A Course in Miracles teaches that the reality we perceive is the just an illusion. Our perception of what is real is clouded by our egos, by our perceived separateness from everything around us. Instead of admitting that we do not understand or know the truth, we make assumptions about what the truth is. Unfortunately for many of us, our tendency is to assume the worst. It’s easy to rationalise this way of thinking, convincing ourselves that assuming the worst is the wisest way to manage our expectations. What we don’t understand is that this way of thinking leads to creating our “reality” unconsciously!

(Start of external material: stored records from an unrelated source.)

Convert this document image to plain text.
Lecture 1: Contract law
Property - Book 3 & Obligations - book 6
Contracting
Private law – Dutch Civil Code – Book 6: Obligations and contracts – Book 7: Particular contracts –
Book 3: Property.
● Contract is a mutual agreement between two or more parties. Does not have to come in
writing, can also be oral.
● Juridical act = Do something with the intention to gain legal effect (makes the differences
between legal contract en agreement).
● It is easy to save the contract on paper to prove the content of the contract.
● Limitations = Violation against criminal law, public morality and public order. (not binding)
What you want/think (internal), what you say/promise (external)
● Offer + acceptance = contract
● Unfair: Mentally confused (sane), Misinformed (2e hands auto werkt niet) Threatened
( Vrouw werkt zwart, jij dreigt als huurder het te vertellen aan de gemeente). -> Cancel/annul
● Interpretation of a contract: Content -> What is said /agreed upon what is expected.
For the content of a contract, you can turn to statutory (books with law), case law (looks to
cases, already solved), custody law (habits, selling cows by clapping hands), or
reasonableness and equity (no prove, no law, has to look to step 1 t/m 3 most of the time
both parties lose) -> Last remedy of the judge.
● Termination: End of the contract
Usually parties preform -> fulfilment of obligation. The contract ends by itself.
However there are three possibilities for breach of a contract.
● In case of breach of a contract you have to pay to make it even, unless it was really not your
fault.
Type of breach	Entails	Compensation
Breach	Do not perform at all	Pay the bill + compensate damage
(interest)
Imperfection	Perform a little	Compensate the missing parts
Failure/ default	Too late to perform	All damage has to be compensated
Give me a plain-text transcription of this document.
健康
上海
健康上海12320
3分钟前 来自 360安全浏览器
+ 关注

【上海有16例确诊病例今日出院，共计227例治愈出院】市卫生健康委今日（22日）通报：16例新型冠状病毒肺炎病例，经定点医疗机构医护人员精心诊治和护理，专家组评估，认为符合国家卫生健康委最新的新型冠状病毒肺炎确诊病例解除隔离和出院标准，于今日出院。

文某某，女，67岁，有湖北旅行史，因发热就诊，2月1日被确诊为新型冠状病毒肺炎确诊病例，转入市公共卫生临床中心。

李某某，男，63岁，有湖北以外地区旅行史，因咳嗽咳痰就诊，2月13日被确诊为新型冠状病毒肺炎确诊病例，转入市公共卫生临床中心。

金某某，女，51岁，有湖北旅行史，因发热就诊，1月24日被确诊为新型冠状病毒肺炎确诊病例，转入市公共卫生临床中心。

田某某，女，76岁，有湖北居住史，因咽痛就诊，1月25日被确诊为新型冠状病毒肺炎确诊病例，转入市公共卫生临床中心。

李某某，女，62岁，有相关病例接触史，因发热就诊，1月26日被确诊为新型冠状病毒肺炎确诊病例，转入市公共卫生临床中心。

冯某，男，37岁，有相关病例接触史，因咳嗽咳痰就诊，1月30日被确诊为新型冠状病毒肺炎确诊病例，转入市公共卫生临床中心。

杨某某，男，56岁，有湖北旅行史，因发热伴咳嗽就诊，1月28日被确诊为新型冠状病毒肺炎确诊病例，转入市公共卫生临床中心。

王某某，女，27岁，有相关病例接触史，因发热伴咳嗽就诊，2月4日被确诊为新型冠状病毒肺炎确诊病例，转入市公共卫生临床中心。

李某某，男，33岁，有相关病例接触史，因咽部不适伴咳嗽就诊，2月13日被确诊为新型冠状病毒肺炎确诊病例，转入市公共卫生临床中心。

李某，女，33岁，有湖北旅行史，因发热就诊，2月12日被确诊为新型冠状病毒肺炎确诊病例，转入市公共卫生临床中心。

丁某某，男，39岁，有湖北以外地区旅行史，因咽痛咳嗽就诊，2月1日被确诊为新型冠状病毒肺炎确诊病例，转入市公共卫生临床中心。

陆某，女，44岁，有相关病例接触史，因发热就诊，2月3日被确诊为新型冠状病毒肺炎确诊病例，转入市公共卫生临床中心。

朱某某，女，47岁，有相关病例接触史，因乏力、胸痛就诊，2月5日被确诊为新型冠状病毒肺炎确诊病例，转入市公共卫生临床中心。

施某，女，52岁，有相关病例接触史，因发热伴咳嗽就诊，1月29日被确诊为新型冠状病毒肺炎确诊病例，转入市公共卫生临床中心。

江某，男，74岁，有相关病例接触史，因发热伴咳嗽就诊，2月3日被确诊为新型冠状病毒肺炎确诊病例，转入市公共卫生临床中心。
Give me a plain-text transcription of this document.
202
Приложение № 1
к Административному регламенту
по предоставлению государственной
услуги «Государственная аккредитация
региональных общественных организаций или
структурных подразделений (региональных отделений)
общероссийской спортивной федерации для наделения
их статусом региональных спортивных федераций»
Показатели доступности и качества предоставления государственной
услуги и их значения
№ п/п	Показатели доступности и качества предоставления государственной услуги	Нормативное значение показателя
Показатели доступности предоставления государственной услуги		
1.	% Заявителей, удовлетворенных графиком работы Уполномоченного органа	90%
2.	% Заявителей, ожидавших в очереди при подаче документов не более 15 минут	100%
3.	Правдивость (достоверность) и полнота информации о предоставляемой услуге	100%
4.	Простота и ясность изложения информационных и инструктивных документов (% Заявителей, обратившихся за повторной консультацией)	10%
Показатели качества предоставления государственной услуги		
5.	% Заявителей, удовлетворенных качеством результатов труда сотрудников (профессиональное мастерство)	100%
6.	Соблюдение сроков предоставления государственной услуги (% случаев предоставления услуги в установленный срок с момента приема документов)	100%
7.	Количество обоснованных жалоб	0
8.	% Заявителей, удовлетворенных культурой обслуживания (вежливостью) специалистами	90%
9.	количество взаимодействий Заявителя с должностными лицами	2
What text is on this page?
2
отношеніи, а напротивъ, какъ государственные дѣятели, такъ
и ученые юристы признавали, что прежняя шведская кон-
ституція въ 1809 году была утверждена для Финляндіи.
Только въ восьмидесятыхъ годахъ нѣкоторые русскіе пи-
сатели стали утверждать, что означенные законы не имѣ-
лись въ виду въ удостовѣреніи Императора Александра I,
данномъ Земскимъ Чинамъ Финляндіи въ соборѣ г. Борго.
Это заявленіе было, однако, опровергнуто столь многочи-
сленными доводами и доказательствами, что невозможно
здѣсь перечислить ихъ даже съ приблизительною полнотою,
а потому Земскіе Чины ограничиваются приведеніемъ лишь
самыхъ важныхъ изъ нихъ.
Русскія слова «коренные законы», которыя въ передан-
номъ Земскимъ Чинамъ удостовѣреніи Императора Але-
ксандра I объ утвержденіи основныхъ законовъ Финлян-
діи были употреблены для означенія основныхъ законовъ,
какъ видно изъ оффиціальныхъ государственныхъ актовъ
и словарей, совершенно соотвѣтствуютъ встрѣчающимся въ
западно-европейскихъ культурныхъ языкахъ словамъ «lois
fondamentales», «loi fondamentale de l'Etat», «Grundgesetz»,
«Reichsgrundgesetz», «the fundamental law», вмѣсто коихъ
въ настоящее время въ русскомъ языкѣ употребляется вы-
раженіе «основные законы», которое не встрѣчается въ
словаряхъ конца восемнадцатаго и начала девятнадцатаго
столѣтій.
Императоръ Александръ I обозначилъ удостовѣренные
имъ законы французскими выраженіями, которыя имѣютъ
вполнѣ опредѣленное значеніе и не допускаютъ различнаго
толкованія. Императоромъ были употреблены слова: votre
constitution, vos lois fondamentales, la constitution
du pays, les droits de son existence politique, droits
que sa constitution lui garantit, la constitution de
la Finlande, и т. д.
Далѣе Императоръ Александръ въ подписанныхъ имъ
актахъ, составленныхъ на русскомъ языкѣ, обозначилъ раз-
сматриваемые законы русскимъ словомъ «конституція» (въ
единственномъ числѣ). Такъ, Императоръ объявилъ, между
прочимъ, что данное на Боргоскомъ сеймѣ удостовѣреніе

It’s amazing the vicious cycle this kind of thinking can create. We assume the worst we receive the worst and then we use the fact that we got what we expected as proof that we are justified in making those assumptions. We consider ourselves “realists”, not “pessimists”, but really we’re our own worst nightmare!
This kind of thinking isn’t realistic it’s actually quite sadistic! If you believe in the power of your thoughts (and even if you don’t) it begs the question – does assuming the worst serve you? Of course not! Most assumptions don’t serve us at all. We set ourselves up for disappointment and conflict when we choose to believe that our perception of any given situation is the truth.
In relationships, we tend to assume after a certain length of time that our partners know us. We believe that they know all our likes and dislikes, so any action or words said that hurt or offend us must have been done intentionally, but is that really the case? How many times have we been the offender, not having a clue how “an innocent joke” could lead to hurt feelings or harsh words?
At work, we worry that our co-worker is mad at us because he/she hasn’t been as social or friendly as they normally are, but why do we assume that it has anything to do with us? What if they’re having personal issues? We could “what if” all day, but the one thing we know for sure is that we don’t know.
Instead of creating realities in our minds that may or may not actually exist, why not focus on what we do know; our own truth. As we focus on becoming more self-aware, our need/desire to make assumptions will decrease significantly. When we are able to master this, our lives flow easier and we are able to focus our time on the things and people that are important to us.